Edgecast, Inc.
- Formerly: Verizon Digital Media Services (2014–2021), Edgio (2022-2024)
- Type: Subsidiary
- Industry: Internet
- Founded: August 2006; 19 years ago
- Fate: Acquired by Parler Cloud Technologies
- Successor: Edgecast
- Headquarters: Dallas, Texas
- Key people: Alex Kazerani (CEO & Founder) James Segil (President & Founder) Phil Goldsmith (CRO & Founder) Jay Sakata (CTO & Founder) Lior Elazary (Chief Research Officer & Founder)
- Number of employees: 400+ (2021)
- Parent: Parler Cloud Technologies (2025–on)
- ASN: 15133
- Website: edgecast.io

= Edgecast =

American content delivery network provider

Edgecast, Inc. (formerly Edgio, formerly Verizon Digital Media Services, formerly Edgecast Networks, Inc) was a subsidiary of Yahoo! Inc. and provider of content delivery network (CDN) and video streaming services. Founded in 2006, it was notable for being a self-provisioning CDN technology used by the telecommunication and hosting industries.

On June 16, 2022, Edgecast was acquired by Limelight Networks and was rebranded as Edgio.

In late 2024, Edgio entered Chapter 11 bankruptcy. On February 10, 2025, Edgecast and its technology was sold to Parler Cloud Technologies. The majority of the Edgio assets were purchased by Akamai.

==History==
Edgecast Networks, Inc. was founded in 2006 and received funding from the venture arm of The Walt Disney Company, Steamboat Ventures. It was headquartered in Los Angeles, California.

On December 9, 2013, the boards of directors of Verizon Communications and Edgecast each approved Verizon's acquisition of Edgecast and the deal was closed on December 23, 2013.

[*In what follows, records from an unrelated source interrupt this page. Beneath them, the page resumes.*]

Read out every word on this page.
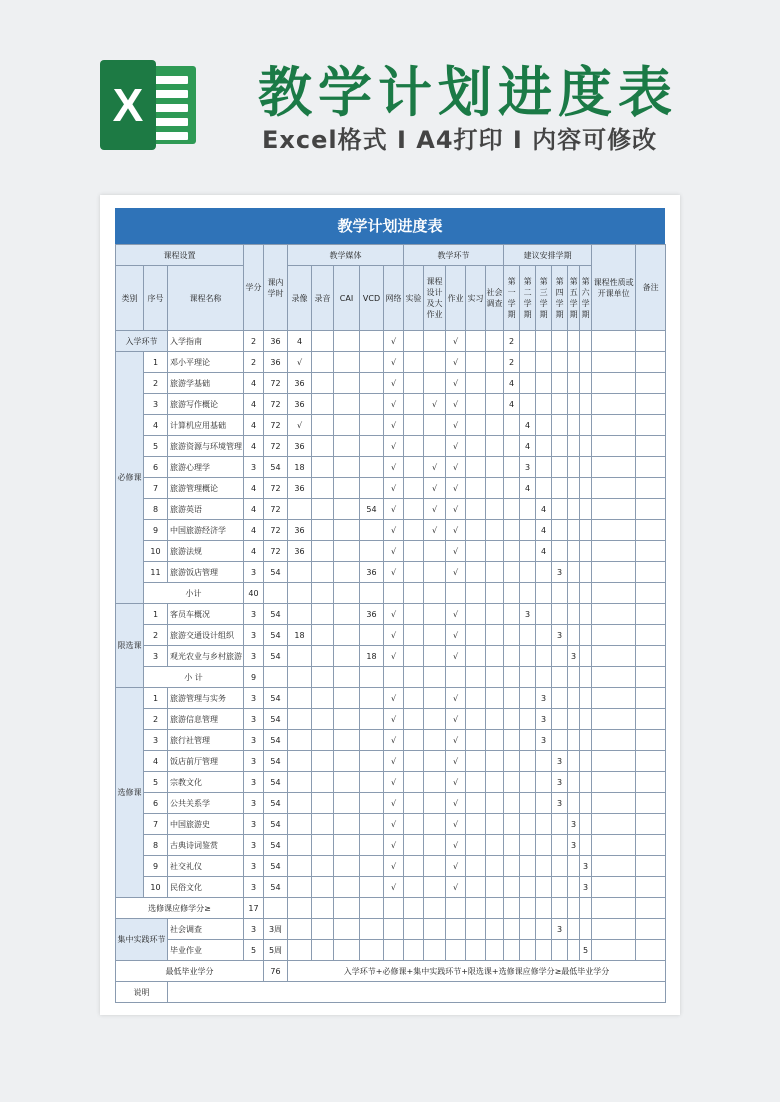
X 教学计划进度表
Excel格式 I A4打印 I 内容可修改
教学计划进度表
课程设置			学分	课内学时	教学媒体					教学环节					建议安排学期						课程性质或开课单位	备注
类别	序号	课程名称			录像	录音	CAI	VCD	网络	实验	课程设计及大作业	作业	实习	社会调查	第一学期	第二学期	第三学期	第四学期	第五学期	第六学期		
入学环节		入学指南	2	36	4				√			√			2							
必修课	1	邓小平理论	2	36	√				√			√			2							
	2	旅游学基础	4	72	36				√			√			4							
	3	旅游写作概论	4	72	36				√		√	√			4							
	4	计算机应用基础	4	72	√				√			√				4						
	5	旅游资源与环境管理	4	72	36				√			√				4						
	6	旅游心理学	3	54	18				√		√	√				3						
	7	旅游管理概论	4	72	36				√		√	√				4						
	8	旅游英语	4	72				54	√		√	√					4					
	9	中国旅游经济学	4	72	36				√		√	√					4					
	10	旅游法规	4	72	36				√			√					4					
	11	旅游饭店管理	3	54				36	√			√						3				
	小计		40																			
限选课	1	客员车概况	3	54				36	√			√				3						
	2	旅游交通设计组织	3	54	18				√			√						3				
	3	观光农业与乡村旅游	3	54				18	√			√							3			
	小 计		9																			
选修课	1	旅游管理与实务	3	54					√			√					3					
	2	旅游信息管理	3	54					√			√					3					
	3	旅行社管理	3	54					√			√					3					
	4	饭店前厅管理	3	54					√			√						3				
	5	宗教文化	3	54					√			√						3				
	6	公共关系学	3	54					√			√						3				
	7	中国旅游史	3	54					√			√							3			
	8	古典诗词鉴赏	3	54					√			√							3			
	9	社交礼仪	3	54					√			√								3		
	10	民俗文化	3	54					√			√								3		
选修课应修学分≥			17																			
集中实践环节		社会调查	3	3周														3				
		毕业作业	5	5周																5		
最低毕业学分				76	入学环节+必修课+集中实践环节+限选课+选修课应修学分≥最低毕业学分																	
说明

Between 2013 and 2016, Edgecast Networks was a subsidiary of Verizon as part of the Verizon Digital Media Services group, among upLynk LLC and others.

In 2017, Verizon Digital Media Services, Inc. (VDMS) became part of Oath Inc., which was rebranded Verizon Media on January 8, 2019. In September 2021, VDMS was rebranded as Edgecast following the Apollo Global Management purchase of 90% stake of Verizon Media, which in turn became the current incarnation of Yahoo! Inc.

On March 7, 2022, Limelight Networks announced its intention to acquire Edgecast for approximately $300 million. Once the deal is approved, the companies will jointly rebrand as Edgio. The acquisition was completed on June 16, 2022 and the company was rebranded as Edgio.

In the fall of 2024, Edgio entered bankruptcy proceedings. The winning bid by Akamai took select assets that did not include Edgecast's technology. The technology that Edgecast had developed was sold to Parler Cloud Technologies on February 10, 2025 and the Edgecast brand reborn in early 2025.

The company was rated the third in the CDN industry by the Yankee Group in August 2009, and turned EBITA positive in Q2 of 2009. Edgecast was ranked 13th on the Deloitte Fast 500 list for North America 2012.

== Uplynk ==
Uplynk, stylized as upLynk, was a Los Angeles–based startup company founded in 2010 that created video-streaming services, notably used by Disney–ABC Television Group. As of January 2013, it had 10 employees and was self-funded; at that time, Disney Interactive Media Group's technology SVP Skarpi Hedinsson remarked, "The upLynk platform offers significant operational efficiency and simplifies the process of reaching audiences on any device or platform while maintaining a high quality viewing experience." It was acquired by Verizon Digital Media Services on November 13, 2013, reportedly for greater than $75 million.